Из уже знакомого мне пакета появилась бутылка недорогого, явно паленого коньяка, и я поспешила отказаться, сославшись на то, что вообще не употребляю спиртного.
– А я, с вашего разрешения, приму сто грамм, – смущенно сказал Буханкин. – Тоже продрог сегодня. Еще этот зонт дурацкий…
Глядя, как он наливает в стакан коньяк, я спросила:
– Вы работаете на дому?
Рука Буханкина, уже взявшая стакан, замерла, и он с виноватой улыбкой ответил:
– Ну, как вам сказать… Работаю, только работа не приносит мне денег. Вообще-то я считаю себя ученым… Но жизнь сложилась так, что я выпал из общего процесса. Не знаю, удастся ли теперь наверстать. Есть у меня мечта – организовать собственную лабораторию, но для этого нужна куча денег. Где их взять? – Он хохотнул и залпом выпил коньяк.
– Но, может быть, вам стоит попытаться найти контакт с бывшими коллегами? – предложила я. – Не все же они, как вы говорите, выпали из процесса?
Буханкин скорбно засмеялся.
– Не все, милая девушка, не все. Но я-то выпал! Это, знаете ли, необратимо. Почти как смерть.
– Не слишком ли мрачно вы смотрите на вещи? – спросила я. – Ведь сами говорите, что продолжаете работать. Значит, не все еще потеряно?
– А вы спросите, есть ли от моей работы отдача, – горько сказал Буханкин. – Сплошной самообман – не более. Я – неудачник. Утешаю себя видимостью работы, надеждами разбогатеть, а в основном – вот этим напитком, извините за откровенность!
– Может, все дело как раз в напитках? – деловито спросила я.
– Может быть, – согласился Буханкин и с непонятной гордостью сообщил: – Я уже дважды лечился. Ничего не помогает.

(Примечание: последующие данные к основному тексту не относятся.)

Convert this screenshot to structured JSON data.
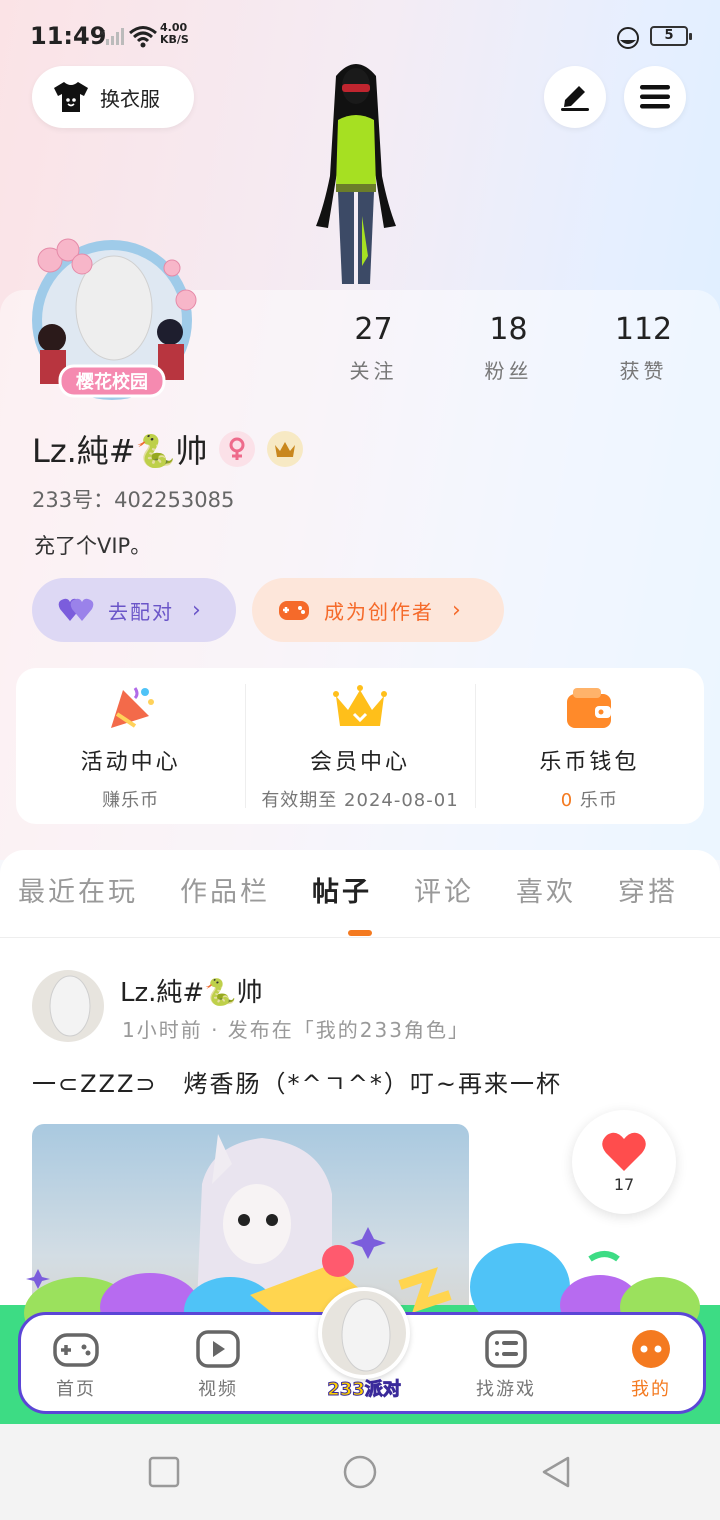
{
  "status_bar": {
    "time": "11:49",
    "net_speed_value": "4.00",
    "net_speed_unit": "KB/S",
    "battery": "5"
  },
  "header": {
    "dress_button_label": "换衣服"
  },
  "profile": {
    "avatar_frame_text": "樱花校园",
    "stats": [
      {
        "value": "27",
        "label": "关注"
      },
      {
        "value": "18",
        "label": "粉丝"
      },
      {
        "value": "112",
        "label": "获赞"
      }
    ],
    "username_prefix": "Lz.純#",
    "username_emoji": "🐍",
    "username_suffix": "帅",
    "id_label": "233号：",
    "id_value": "402253085",
    "bio": "充了个VIP。",
    "match_button": "去配对",
    "creator_button": "成为创作者"
  },
  "quick_links": [
    {
      "title": "活动中心",
      "subtitle": "赚乐币"
    },
    {
      "title": "会员中心",
      "subtitle": "有效期至 2024-08-01"
    },
    {
      "title": "乐币钱包",
      "coin_count": "0",
      "subtitle": "乐币"
    }
  ],
  "tabs": [
    "最近在玩",
    "作品栏",
    "帖子",
    "评论",
    "喜欢",
    "穿搭"
  ],
  "active_tab": "帖子",
  "post": {
    "author_prefix": "Lz.純#",
    "author_emoji": "🐍",
    "author_suffix": "帅",
    "meta": "1小时前 · 发布在「我的233角色」",
    "text": "一⊂ZZZ⊃　烤香肠（*^ㄱ^*）叮~再来一杯",
    "like_count": "17"
  },
  "bottom_nav": [
    {
      "label": "首页"
    },
    {
      "label": "视频"
    },
    {
      "label": "233派对"
    },
    {
      "label": "找游戏"
    },
    {
      "label": "我的"
    }
  ],
  "colors": {
    "accent": "#f47a20",
    "nav_border": "#5b46d6",
    "match_purple": "#6a55c8",
    "like_red": "#ff4d4d"
  }
}
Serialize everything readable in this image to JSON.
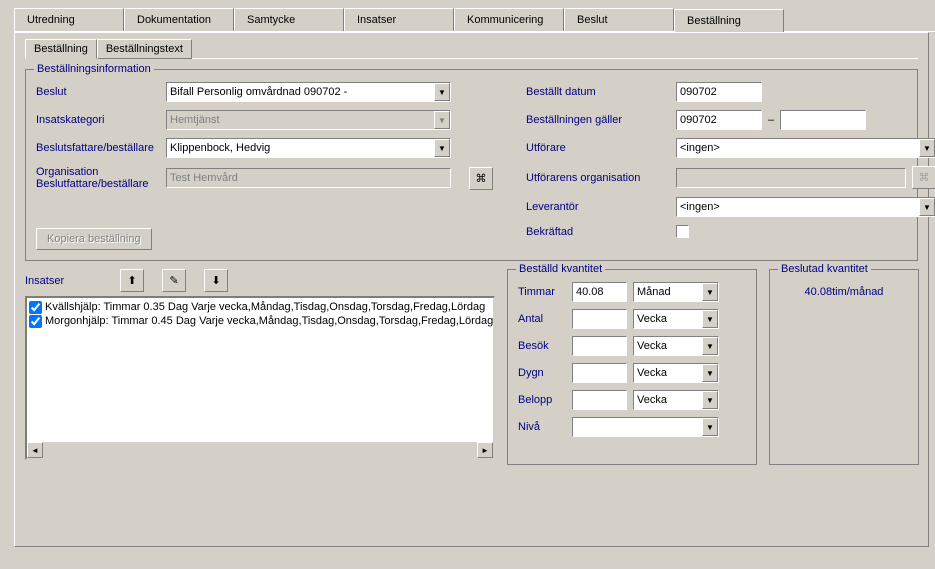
{
  "main_tabs": [
    "Utredning",
    "Dokumentation",
    "Samtycke",
    "Insatser",
    "Kommunicering",
    "Beslut",
    "Beställning"
  ],
  "active_main_tab": 6,
  "sub_tabs": [
    "Beställning",
    "Beställningstext"
  ],
  "active_sub_tab": 0,
  "group_info_title": "Beställningsinformation",
  "left": {
    "beslut_label": "Beslut",
    "beslut_value": "Bifall Personlig omvårdnad 090702 -",
    "kategori_label": "Insatskategori",
    "kategori_value": "Hemtjänst",
    "bf_label": "Beslutsfattare/beställare",
    "bf_value": "Klippenbock, Hedvig",
    "org_label_1": "Organisation",
    "org_label_2": "Beslutfattare/beställare",
    "org_value": "Test Hemvård",
    "kopiera_label": "Kopiera beställning"
  },
  "right": {
    "bestallt_label": "Beställt datum",
    "bestallt_value": "090702",
    "galler_label": "Beställningen gäller",
    "galler_from": "090702",
    "galler_to": "",
    "utforare_label": "Utförare",
    "utforare_value": "<ingen>",
    "utforg_label": "Utförarens organisation",
    "utforg_value": "",
    "lev_label": "Leverantör",
    "lev_value": "<ingen>",
    "bekraft_label": "Bekräftad"
  },
  "insatser": {
    "label": "Insatser",
    "items": [
      "Kvällshjälp:  Timmar 0.35 Dag  Varje vecka,Måndag,Tisdag,Onsdag,Torsdag,Fredag,Lördag",
      "Morgonhjälp:  Timmar 0.45 Dag  Varje vecka,Måndag,Tisdag,Onsdag,Torsdag,Fredag,Lördag"
    ]
  },
  "kvant": {
    "title": "Beställd kvantitet",
    "timmar_label": "Timmar",
    "timmar_value": "40.08",
    "timmar_unit": "Månad",
    "antal_label": "Antal",
    "antal_value": "",
    "antal_unit": "Vecka",
    "besok_label": "Besök",
    "besok_value": "",
    "besok_unit": "Vecka",
    "dygn_label": "Dygn",
    "dygn_value": "",
    "dygn_unit": "Vecka",
    "belopp_label": "Belopp",
    "belopp_value": "",
    "belopp_unit": "Vecka",
    "niva_label": "Nivå",
    "niva_value": ""
  },
  "beslutad": {
    "title": "Beslutad kvantitet",
    "value": "40.08tim/månad"
  }
}
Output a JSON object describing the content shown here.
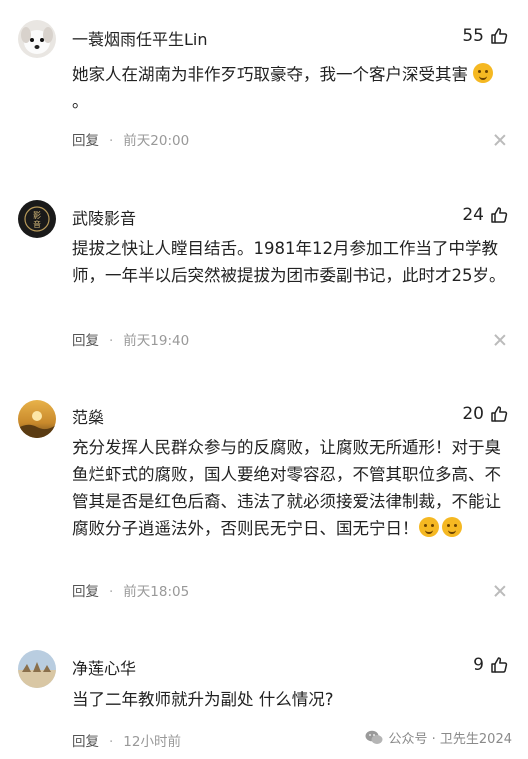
{
  "comments": [
    {
      "username": "一蓑烟雨任平生Lin",
      "likes": "55",
      "text": "她家人在湖南为非作歹巧取豪夺，我一个客户深受其害",
      "text_suffix": "。",
      "emoji": "teary-laugh-emoji",
      "reply_label": "回复",
      "time": "前天20:00"
    },
    {
      "username": "武陵影音",
      "likes": "24",
      "text": "提拔之快让人瞠目结舌。1981年12月参加工作当了中学教师，一年半以后突然被提拔为团市委副书记，此时才25岁。",
      "reply_label": "回复",
      "time": "前天19:40"
    },
    {
      "username": "范燊",
      "likes": "20",
      "text": "充分发挥人民群众参与的反腐败，让腐败无所遁形！对于臭鱼烂虾式的腐败，国人要绝对零容忍，不管其职位多高、不管其是否是红色后裔、违法了就必须接爱法律制裁，不能让腐败分子逍遥法外，否则民无宁日、国无宁日！",
      "emoji": "thinking-emoji",
      "reply_label": "回复",
      "time": "前天18:05"
    },
    {
      "username": "净莲心华",
      "likes": "9",
      "text": "当了二年教师就升为副处 什么情况?",
      "reply_label": "回复",
      "time": "12小时前"
    }
  ],
  "watermark": {
    "label": "公众号 · 卫先生2024",
    "icon": "wechat-icon"
  }
}
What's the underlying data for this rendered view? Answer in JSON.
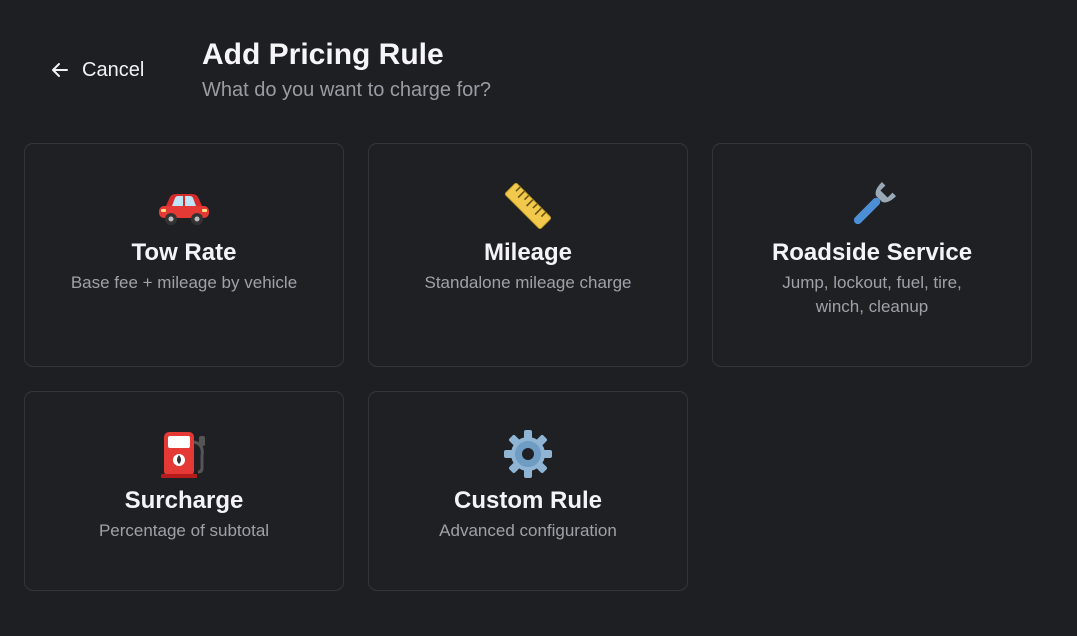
{
  "nav": {
    "cancel_label": "Cancel"
  },
  "header": {
    "title": "Add Pricing Rule",
    "subtitle": "What do you want to charge for?"
  },
  "cards": [
    {
      "icon": "car-icon",
      "title": "Tow Rate",
      "description": "Base fee + mileage by vehicle"
    },
    {
      "icon": "ruler-icon",
      "title": "Mileage",
      "description": "Standalone mileage charge"
    },
    {
      "icon": "wrench-icon",
      "title": "Roadside Service",
      "description": "Jump, lockout, fuel, tire, winch, cleanup"
    },
    {
      "icon": "fuel-pump-icon",
      "title": "Surcharge",
      "description": "Percentage of subtotal"
    },
    {
      "icon": "gear-icon",
      "title": "Custom Rule",
      "description": "Advanced configuration"
    }
  ],
  "colors": {
    "background": "#1e1f23",
    "card_border": "#34353b",
    "text_primary": "#f4f4f6",
    "text_secondary": "#a0a1a8"
  }
}
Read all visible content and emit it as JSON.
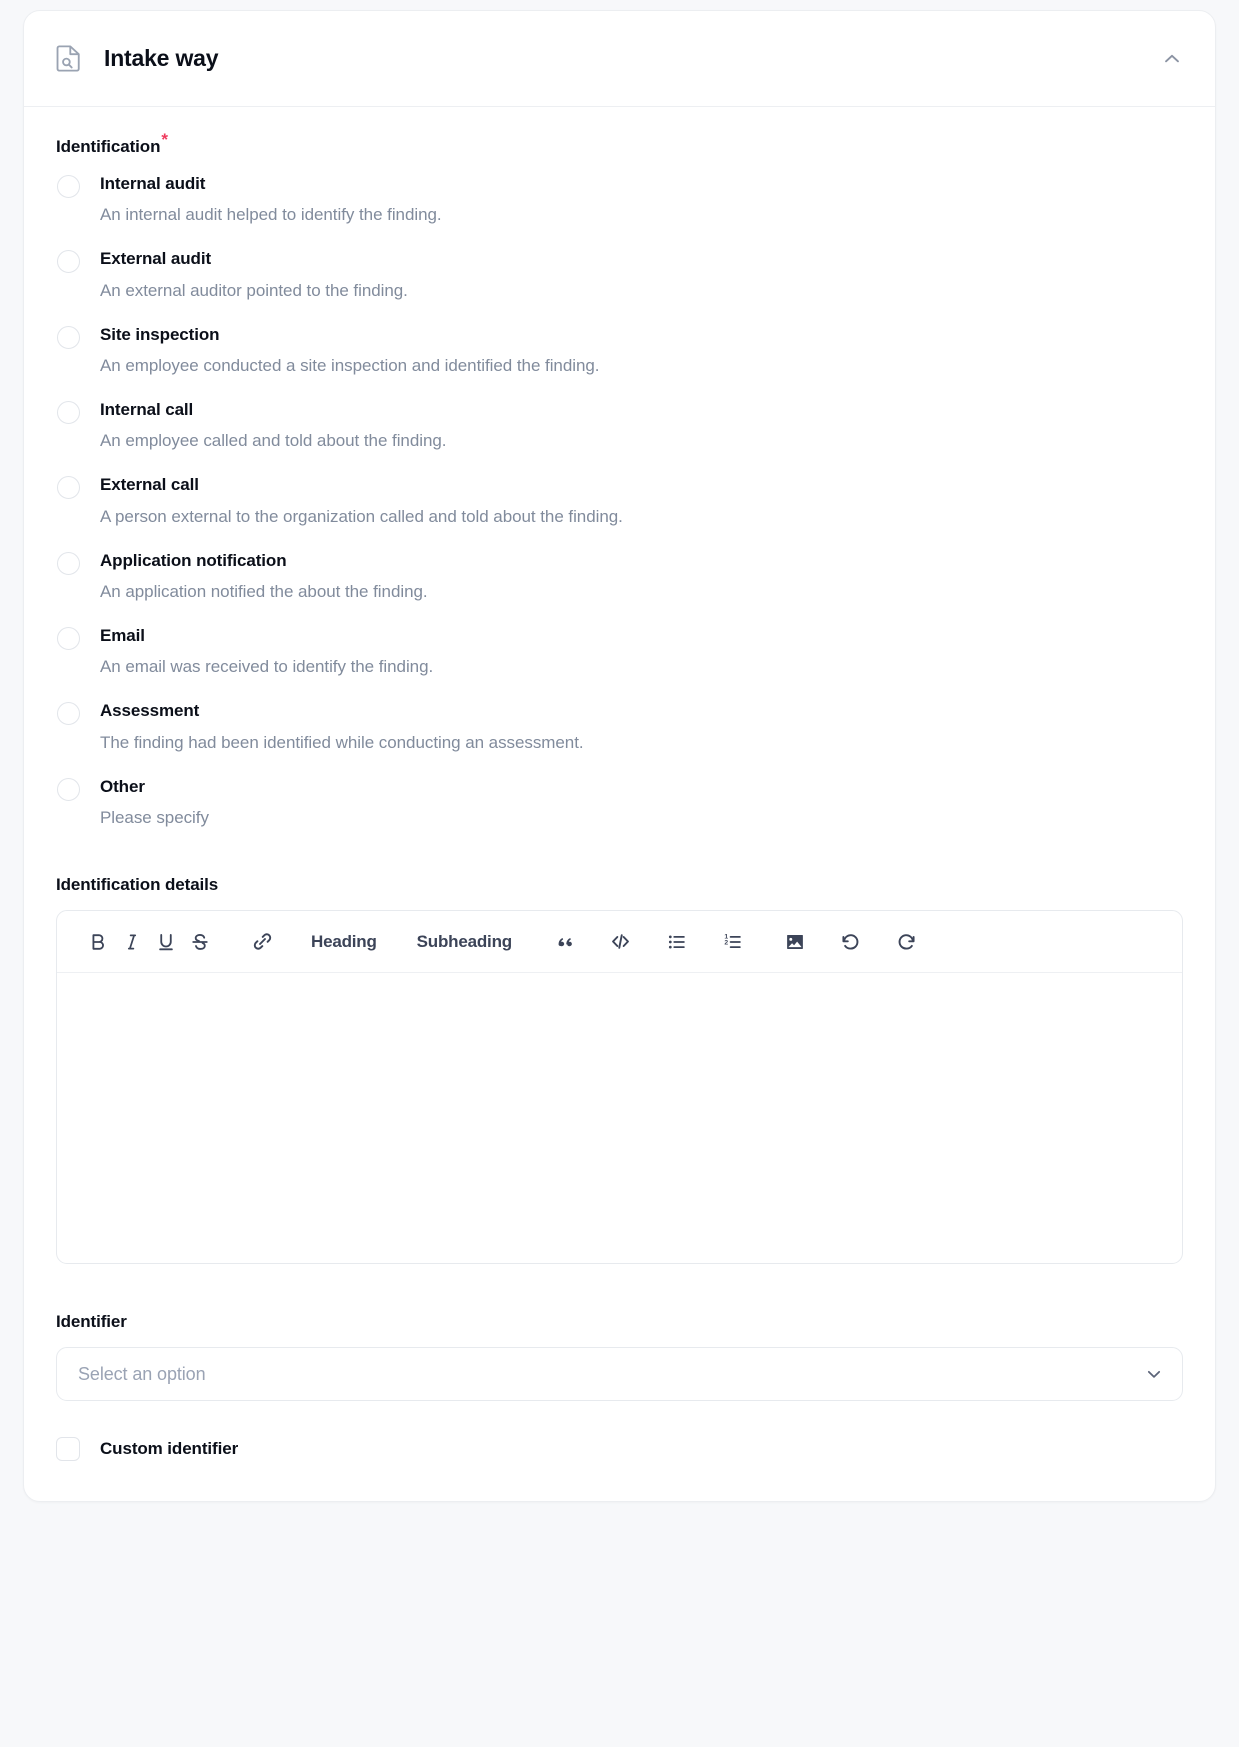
{
  "colors": {
    "page_background": "#f7f8fa",
    "card_background": "#ffffff",
    "card_border": "#eceef1",
    "title_text": "#0b0f19",
    "description_text": "#818b9c",
    "required_asterisk": "#ef3a5d",
    "placeholder_text": "#9aa3b4",
    "control_border": "#e2e5ea",
    "toolbar_icon": "#3c4458",
    "header_icon": "#9aa3b2"
  },
  "card": {
    "title": "Intake way",
    "doc_icon": "document-search-icon",
    "collapse_icon": "chevron-up-icon"
  },
  "identification": {
    "label": "Identification",
    "required": true,
    "required_marker": "*",
    "selected": null,
    "options": [
      {
        "label": "Internal audit",
        "description": "An internal audit helped to identify the finding.",
        "selected": false
      },
      {
        "label": "External audit",
        "description": "An external auditor pointed to the finding.",
        "selected": false
      },
      {
        "label": "Site inspection",
        "description": "An employee conducted a site inspection and identified the finding.",
        "selected": false
      },
      {
        "label": "Internal call",
        "description": "An employee called and told about the finding.",
        "selected": false
      },
      {
        "label": "External call",
        "description": "A person external to the organization called and told about the finding.",
        "selected": false
      },
      {
        "label": "Application notification",
        "description": "An application notified the about the finding.",
        "selected": false
      },
      {
        "label": "Email",
        "description": "An email was received to identify the finding.",
        "selected": false
      },
      {
        "label": "Assessment",
        "description": "The finding had been identified while conducting an assessment.",
        "selected": false
      },
      {
        "label": "Other",
        "description": "Please specify",
        "selected": false
      }
    ]
  },
  "identification_details": {
    "label": "Identification details",
    "value": "",
    "toolbar": {
      "bold": "B",
      "italic": "I",
      "underline": "U",
      "strikethrough": "S",
      "link_icon": "link-icon",
      "heading": "Heading",
      "subheading": "Subheading",
      "blockquote_icon": "blockquote-icon",
      "code_icon": "code-block-icon",
      "bullet_list_icon": "bullet-list-icon",
      "numbered_list_icon": "numbered-list-icon",
      "image_icon": "image-icon",
      "undo_icon": "undo-icon",
      "redo_icon": "redo-icon"
    }
  },
  "identifier": {
    "label": "Identifier",
    "placeholder": "Select an option",
    "value": "",
    "chevron_icon": "chevron-down-icon"
  },
  "custom_identifier": {
    "label": "Custom identifier",
    "checked": false
  }
}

– У кого лечились? – спросила я как бы между прочим. – У меня есть знакомый нарколог. Могу вас ему сосватать.
Буханкин махнул рукой.
– Не поможет! – с отчаянием заявил он. – Меня Еманов лечил. Он, говорят, собаку на этом деле съел. Ну и что… Выйду из больницы – полгода не пью, а потом начинает внутри что-то сосать… Впрочем, зачем я вам про свою беду рассказываю? Вам, наверное, противно, а я тут откровенничаю…
Я отставила в сторону чашку и сказала, глядя Буханкину прямо в глаза:
– Послушайте, Михаил Сергеевич! Любая беда поправима, если есть желание ее исправить. А вы, по моему мнению, сознательно загоняете себя в угол, позволяя обстоятельствам управлять собой…
Буханкин изменился в лице и попятился.
– Вы… вы… откуда вы меня знаете? Что это значит?
– Я знаю не только вас, – отрезала я. – Я знаю и Крамера, и Еманова, и супругов Кормильцевых. Я уже видела альбом, с помощью которого вы морочили голову Николаю Сергеевичу. Могу точно сказать: вы основательно влипли, гражданин Буханкин. И знаете, что теперь может вас спасти? Только полное и чистосердечное признание!
На лице Буханкина отразилась целая буря чувств. Он затравленно оглянулся по сторонам, словно пытался определить, куда вернее бежать, но потом махнул рукой и обреченно присел к столу. Опустив глаза, налил себе еще полстакана и быстро выпил. Пальцы у него дрожали.
– Чистосердечное признание! – с выражением произнес он, немного успокоившись. – Звучит красиво… Я теперь понял, кто вы. Но давайте все-таки разберемся. В чем вы меня обвиняете? Это какая-то ошибка.
– Какая же это ошибка, если вы поняли, кто я такая? Не стыкуется, Михаил Сергеевич!
– Ну, понял… И что? – уныло сказал Буханкин. – Вы стали жертвой заблуждения. Вас обманули.
– Предлагаете мне извиниться и уйти? – спросила я. – Уйду, но отправлюсь прямо в прокуратуру. Предпочитаете быть объявленным в розыск?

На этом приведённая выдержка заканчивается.